So, it's a very brutal planet, the price of its beauties.  Evolution has been as vicious as it has been kind.  I think the best we humans can do is to seek the Good with an open-mind and promote it through ethical acts.  I say 'open mind' because too often people fanatically embrace religion, for it helps them to pretend that that the misery and injustice they suffer will someday be compensated for by an all-Good God in heaven.  They do this because facing the truth is too painful.  Reality induces such intense fear that they cannot handle it any other way.  
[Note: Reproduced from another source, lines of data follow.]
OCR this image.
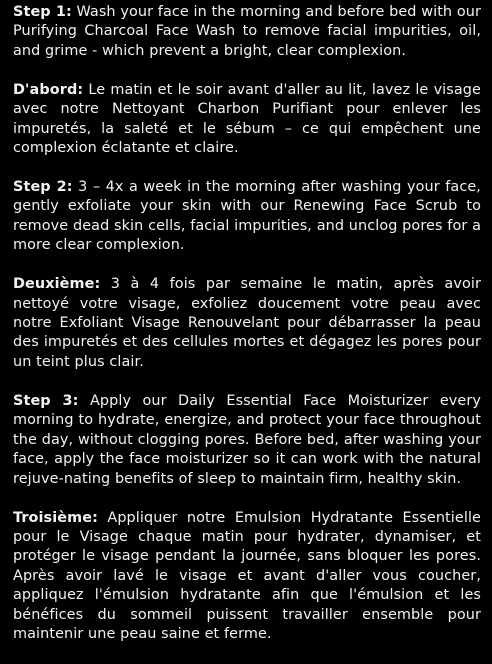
Step 1: Wash your face in the morning and before bed with our Purifying Charcoal Face Wash to remove facial impurities, oil, and grime - which prevent a bright, clear complexion.

D'abord: Le matin et le soir avant d'aller au lit, lavez le visage avec notre Nettoyant Charbon Purifiant pour enlever les impuretés, la saleté et le sébum – ce qui empêchent une complexion éclatante et claire.

Step 2: 3 – 4x a week in the morning after washing your face, gently exfoliate your skin with our Renewing Face Scrub to remove dead skin cells, facial impurities, and unclog pores for a more clear complexion.

Deuxième: 3 à 4 fois par semaine le matin, après avoir nettoyé votre visage, exfoliez doucement votre peau avec notre Exfoliant Visage Renouvelant pour débarrasser la peau des impuretés et des cellules mortes et dégagez les pores pour un teint plus clair.

Step 3: Apply our Daily Essential Face Moisturizer every morning to hydrate, energize, and protect your face throughout the day, without clogging pores. Before bed, after washing your face, apply the face moisturizer so it can work with the natural rejuve-nating benefits of sleep to maintain firm, healthy skin.

Troisième: Appliquer notre Emulsion Hydratante Essentielle pour le Visage chaque matin pour hydrater, dynamiser, et protéger le visage pendant la journée, sans bloquer les pores. Après avoir lavé le visage et avant d'aller vous coucher, appliquez l'émulsion hydratante afin que l'émulsion et les bénéfices du sommeil puissent travailler ensemble pour maintenir une peau saine et ferme.
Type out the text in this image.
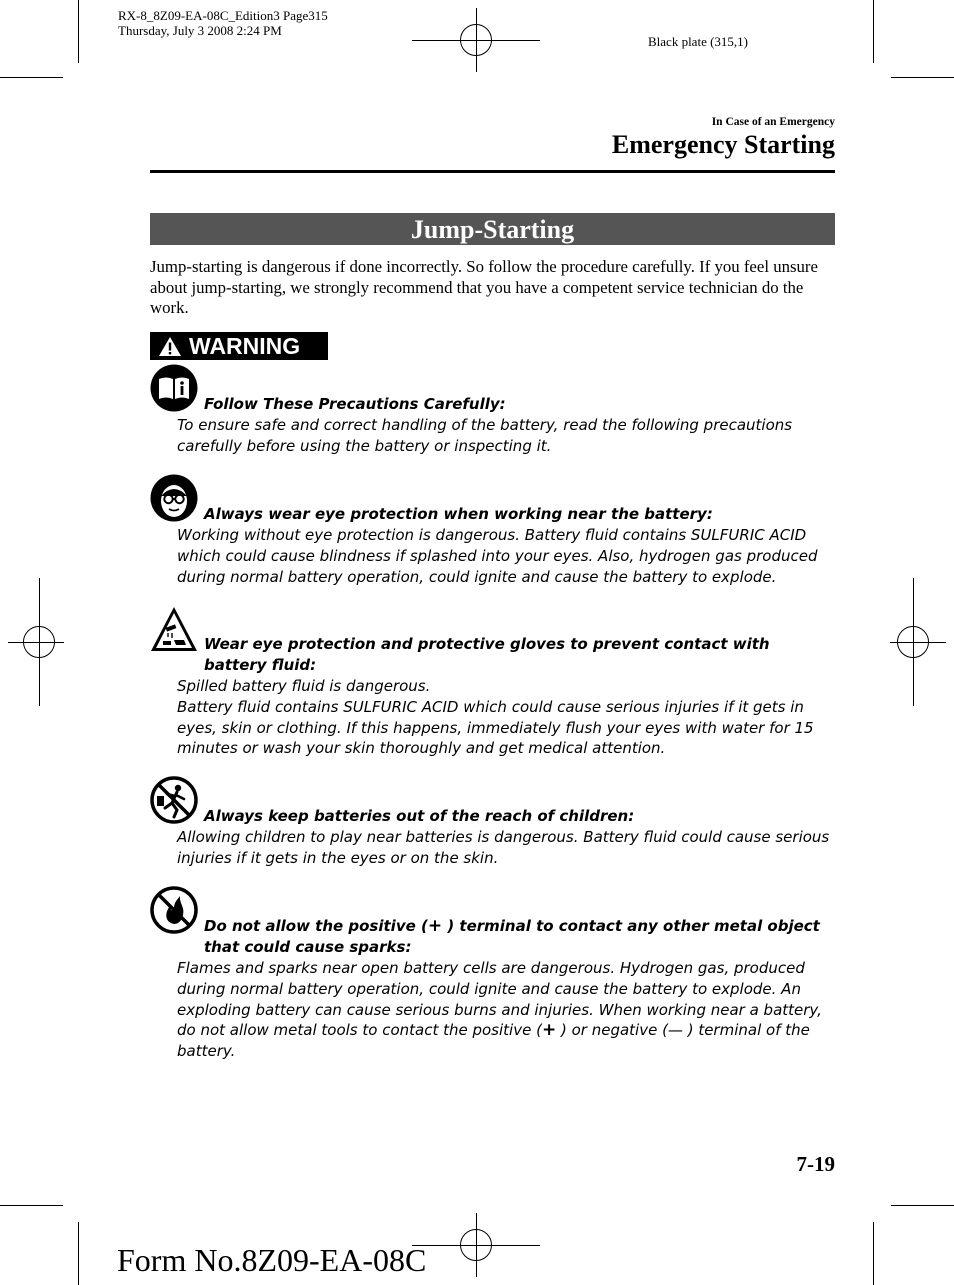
RX-8_8Z09-EA-08C_Edition3 Page315
Thursday, July 3 2008 2:24 PM
Black plate (315,1)
In Case of an Emergency
Emergency Starting
Jump-Starting
Jump-starting is dangerous if done incorrectly. So follow the procedure carefully. If you feel unsure about jump-starting, we strongly recommend that you have a competent service technician do the work.
WARNING
Follow These Precautions Carefully:

To ensure safe and correct handling of the battery, read the following precautions carefully before using the battery or inspecting it.

Always wear eye protection when working near the battery:

Working without eye protection is dangerous. Battery fluid contains SULFURIC ACID which could cause blindness if splashed into your eyes. Also, hydrogen gas produced during normal battery operation, could ignite and cause the battery to explode.

Wear eye protection and protective gloves to prevent contact with battery fluid:

Spilled battery fluid is dangerous.

Battery fluid contains SULFURIC ACID which could cause serious injuries if it gets in eyes, skin or clothing. If this happens, immediately flush your eyes with water for 15 minutes or wash your skin thoroughly and get medical attention.

Always keep batteries out of the reach of children:

Allowing children to play near batteries is dangerous. Battery fluid could cause serious injuries if it gets in the eyes or on the skin.

Do not allow the positive (+ ) terminal to contact any other metal object that could cause sparks:

Flames and sparks near open battery cells are dangerous. Hydrogen gas, produced during normal battery operation, could ignite and cause the battery to explode. An exploding battery can cause serious burns and injuries. When working near a battery, do not allow metal tools to contact the positive (+ ) or negative (— ) terminal of the battery.

7-19
Form No.8Z09-EA-08C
Such fanaticism, of course, breeds ignorance--such as racism, sexism and anti-LGBTQ--and leads to war, which increases suffering.  It also makes one susceptible to the command of theocratic tyrants, and in that aspect fanatic people do horrific things, such as participate in inquisitions and crusades.  It's a grand irony that fanatics who claim to follow an All-Loving God inflict so much cruelty, suffering and oppression, making life far worse for everyone. 

As far as my own longevity, half of me wants to quote Herodotus, "This life is so sorry a thing ... that death is a delightful refuge for the weary."  The other half of me finds rapture and wonder in the beauty of the universe, nature, and many aspects of human expression.  Whenever anyone does something good, it is a gift to all of us.  It is a seed.